Which of these approaches sounds like the best one?

The first approach is already implemented. I believe it won't be hard to search through old history even if we stick with the first approach.

Another question to everyone: do you think we should add an SVN commit reference to all commit messages in Git?

  • svn2git's option --add-metadata results in a commit message footer like this:
commit fe204a82463bc79fe3580f485543c7f84d5090fa
Author: Tobias Burnus <burnus@gmx.de>
Date:   Fri Jul 16 18:59:46 1999 +0000

    make use of experimental comments in the German statistics
    
    svn path=/trunk/kde-i18n/; revision=25678
  • svn2git's option --add-metadata-notes adds something called Git object notes, visualized like this:
commit 774718ed340b384e2ae67eb5c3857c1085f5fe8b
Author: Tobias Burnus <burnus@gmx.de>
Date:   Fri Jul 16 18:34:53 1999 +0000

    add support for comments

Notes:
    svn path=/trunk/kde-i18n/; revision=25677

(where the note seems to be stored separately from the Git commit object)

yes, that's what our other repos have, for example Okular says

commit fb78a4c1b89c93aefcb72e56d2fe291ed768d908
Author: Albert Astals Cid <tsdgeos@terra.es>
Date: Sat May 28 17:13:43 2011 +0000

correctly update pos (shouldn't matter but let's do it correctly)

svn path=/trunk/KDE/kdegraphics/okular/; revision=1233921

So i'd go for the first to be consistent with the rest of stuff

Please see the results of my second attempt to use svn2git: https://github.com/aspotashev/converted-scripty-v2 (can't push to KDE Git hosting because hooks decline it)
I used these scripts: https://phabricator.kde.org/D25929

I'm now happy with the resulting Git repo. It does not contain files from kde-common, like suggested by @pino .

The migrated repo does not include scripts from */x-test/internal/, is that OK?

aacid added a comment.Dec 29 2019, 4:36 PM

We need those two scripts

aacid added a comment.Dec 29 2019, 4:37 PM

ah you mean that they are not part of "scripty" itself but of x-test, sure i guess that's fine (at least for now)

Last version: https://invent.kde.org/nalvarez/l10n-scripts-conversion

Before actually doing the move, I guess you need to adapt scripty to keep a git clone of the scripts, so it will need some coordination. And you should also decide if you want to do all this before or after the migation to GitLab.

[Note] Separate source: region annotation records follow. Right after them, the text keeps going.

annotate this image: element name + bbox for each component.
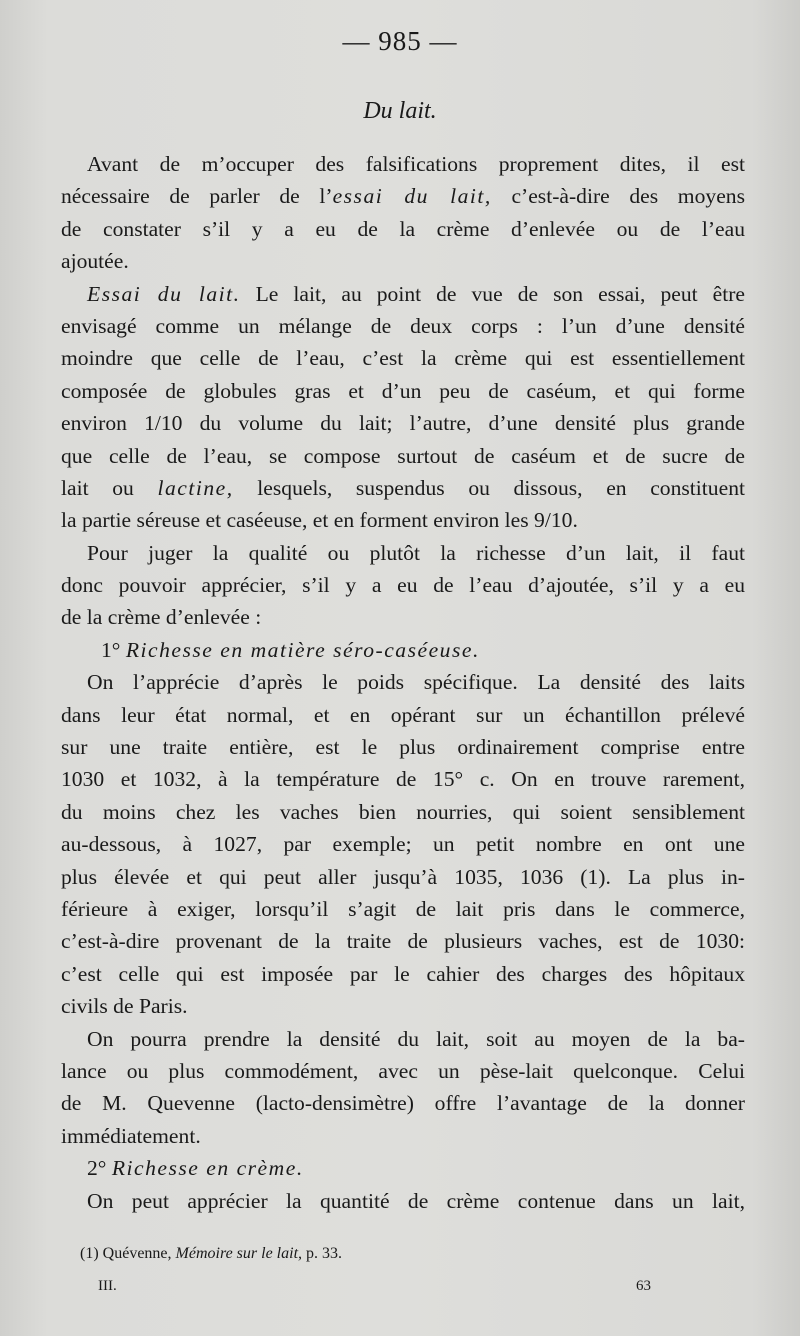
text-line: c’est-à-dire provenant de la traite de plusieurs vaches, est de 1030: (61, 929, 745, 954)
section-title: Du lait. (363, 98, 437, 124)
paragraph-pese-lait (61, 1023, 745, 1153)
text-line: Pour juger la qualité ou plutôt la richesse d’un lait, il faut (87, 540, 745, 565)
text-line: de constater s’il y a eu de la crème d’enlevée ou de l’eau (61, 216, 745, 241)
text-line: composée de globules gras et d’un peu de caséum, et qui forme (61, 378, 745, 403)
text-line: civils de Paris. (61, 994, 188, 1019)
subheading-1 (61, 634, 745, 666)
text-line (61, 472, 745, 504)
text-line: de M. Quevenne (lacto-densimètre) offre l’avantage de la donner (61, 1091, 745, 1116)
text-line (61, 180, 745, 212)
volume-mark: III. (98, 1278, 117, 1294)
paragraph-intro (61, 148, 745, 278)
footnote-marker: (1) (80, 1245, 103, 1262)
emphasis-text: Essai du lait. (87, 281, 241, 306)
footnote-page: p. 33. (302, 1245, 343, 1262)
text-line: plus élevée et qui peut aller jusqu’à 1035, 1036 (1). La plus in- (61, 864, 745, 889)
text-line: férieure à exiger, lorsqu’il s’agit de lait pris dans le commerce, (61, 896, 745, 921)
footnote (80, 1245, 342, 1263)
text-line: envisagé comme un mélange de deux corps : l’un d’une densité (61, 313, 745, 338)
subheading-number: 1° (101, 637, 126, 662)
footnote-work-title: Mémoire sur le lait, (175, 1245, 303, 1262)
text-line: ajoutée. (61, 249, 129, 274)
text-line: que celle de l’eau, se compose surtout de caséum et de sucre de (61, 443, 745, 468)
emphasis-text: lactine, (157, 475, 234, 500)
text-run: lait ou (61, 475, 158, 500)
text-line: du moins chez les vaches bien nourries, qui soient sensiblement (61, 799, 745, 824)
emphasis-text: essai du lait, (332, 184, 492, 209)
text-line: lance ou plus commodément, avec un pèse-lait quelconque. Celui (61, 1058, 745, 1083)
text-line: immédiatement. (61, 1123, 201, 1148)
body-text (61, 148, 745, 1217)
text-line (61, 278, 745, 310)
subheading-text: Richesse en crème. (111, 1156, 304, 1181)
signature-mark: 63 (636, 1278, 651, 1294)
text-line: moindre que celle de l’eau, c’est la crème qui est essentiellement (61, 346, 745, 371)
text-line: au-dessous, à 1027, par exemple; un petit nombre en ont une (61, 832, 745, 857)
text-run: Le lait, au point de vue de son essai, peut être (240, 281, 745, 306)
text-line: 1030 et 1032, à la température de 15° c. On en trouve rarement, (61, 767, 745, 792)
text-line: dans leur état normal, et en opérant sur un échantillon prélevé (61, 702, 745, 727)
paragraph-richesse (61, 537, 745, 634)
subheading-text: Richesse en matière séro-caséeuse. (125, 637, 480, 662)
subheading-number: 2° (87, 1156, 112, 1181)
page-number-header: — 985 — (342, 26, 458, 56)
text-line: Avant de m’occuper des falsifications proprement dites, il est (87, 152, 745, 176)
paragraph-densite (61, 666, 745, 1022)
text-line: sur une traite entière, est le plus ordinairement comprise entre (61, 735, 745, 760)
paragraph-creme (61, 1185, 745, 1217)
subheading-2 (61, 1152, 745, 1184)
text-line: c’est celle qui est imposée par le cahier des charges des hôpitaux (61, 961, 745, 986)
text-line: environ 1/10 du volume du lait; l’autre, d’une densité plus grande (61, 411, 745, 436)
paragraph-essai (61, 278, 745, 537)
text-line: la partie séreuse et caséeuse, et en forment environ les 9/10. (61, 508, 578, 533)
text-line: de la crème d’enlevée : (61, 605, 262, 630)
text-run: lesquels, suspendus ou dissous, en constituent (233, 475, 745, 500)
text-line: On l’apprécie d’après le poids spécifique. La densité des laits (87, 670, 745, 695)
text-line: On pourra prendre la densité du lait, soit au moyen de la ba- (87, 1026, 745, 1051)
text-line: On peut apprécier la quantité de crème contenue dans un lait, (87, 1188, 745, 1213)
text-run: nécessaire de parler de l’ (61, 184, 333, 209)
text-run: c’est-à-dire des moyens (491, 184, 745, 209)
text-line: donc pouvoir apprécier, s’il y a eu de l’eau d’ajoutée, s’il y a eu (61, 573, 745, 598)
footnote-author: Quévenne, (102, 1245, 176, 1262)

I just noticed l10n-support: https://websvn.kde.org/trunk/l10n-support/scripts/

It's not in the git repo currently. Is it needed too? What branch should it go to?

aacid added a comment.EditedMay 3 2020, 1:26 PM

I just noticed l10n-support: https://websvn.kde.org/trunk/l10n-support/scripts/

Ignore that, scripty doesn't use it

aacid added a comment.Jun 13 2020, 9:43 AM

Given the current state of instability we have due to the gitlab migration + different structure fallout, let's give us a few weeks to try to stabilize things and come back to this?

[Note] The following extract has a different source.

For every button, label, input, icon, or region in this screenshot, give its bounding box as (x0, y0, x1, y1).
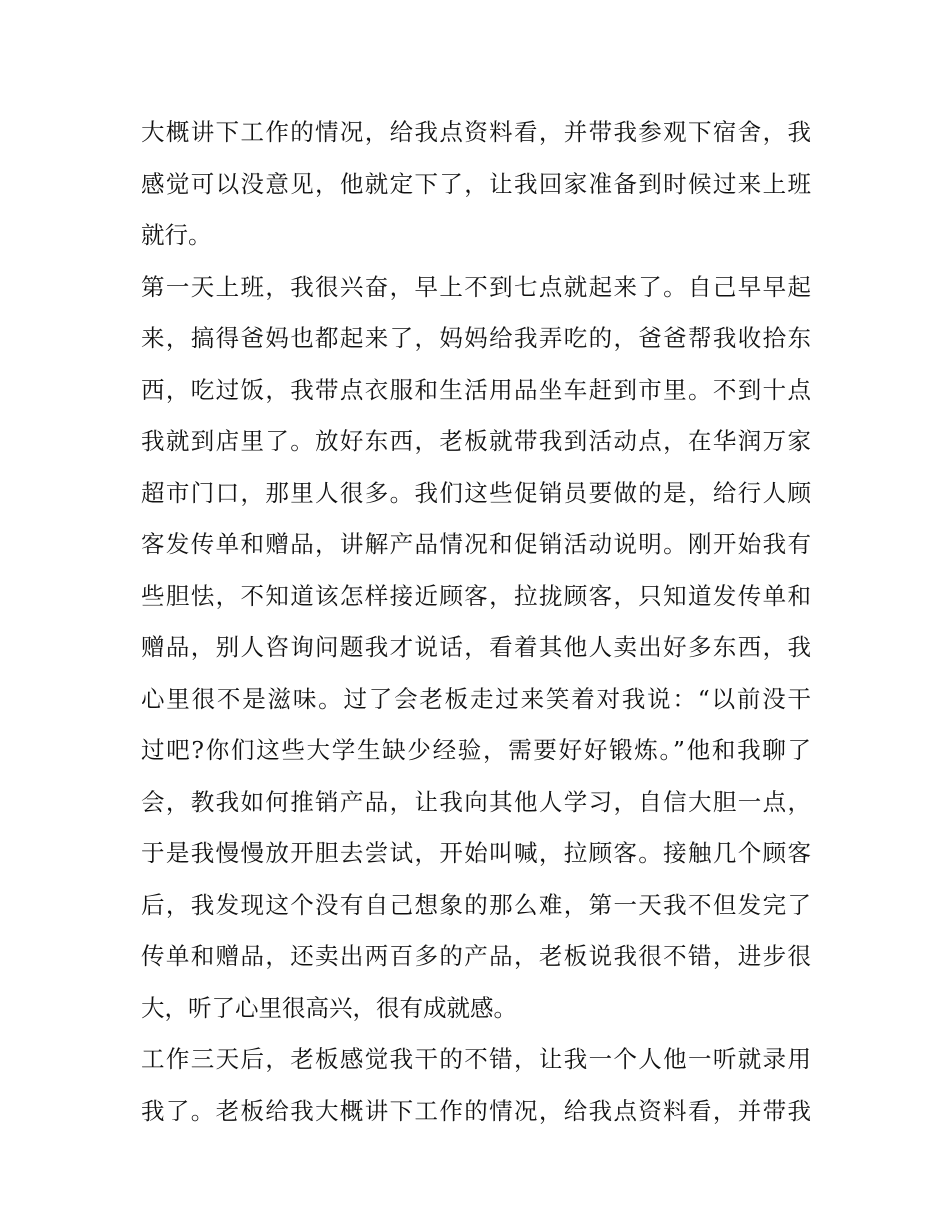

aacid added a comment.Fri, Jul 3, 9:11 PM

I feel like it would be a good moment to pick up this again, @ltoscano what do you think?

@nalvarez i see that https://invent.kde.org/nalvarez/l10n-scripts-conversion has "recent" commits, have you been keeping it up to date?

Right.

So what's missing apart from rechecking the history and adapting makemessages to checkout the various branches in order?

I have been updating the conversion every few days when I remember, but it's not automated. I just updated it again.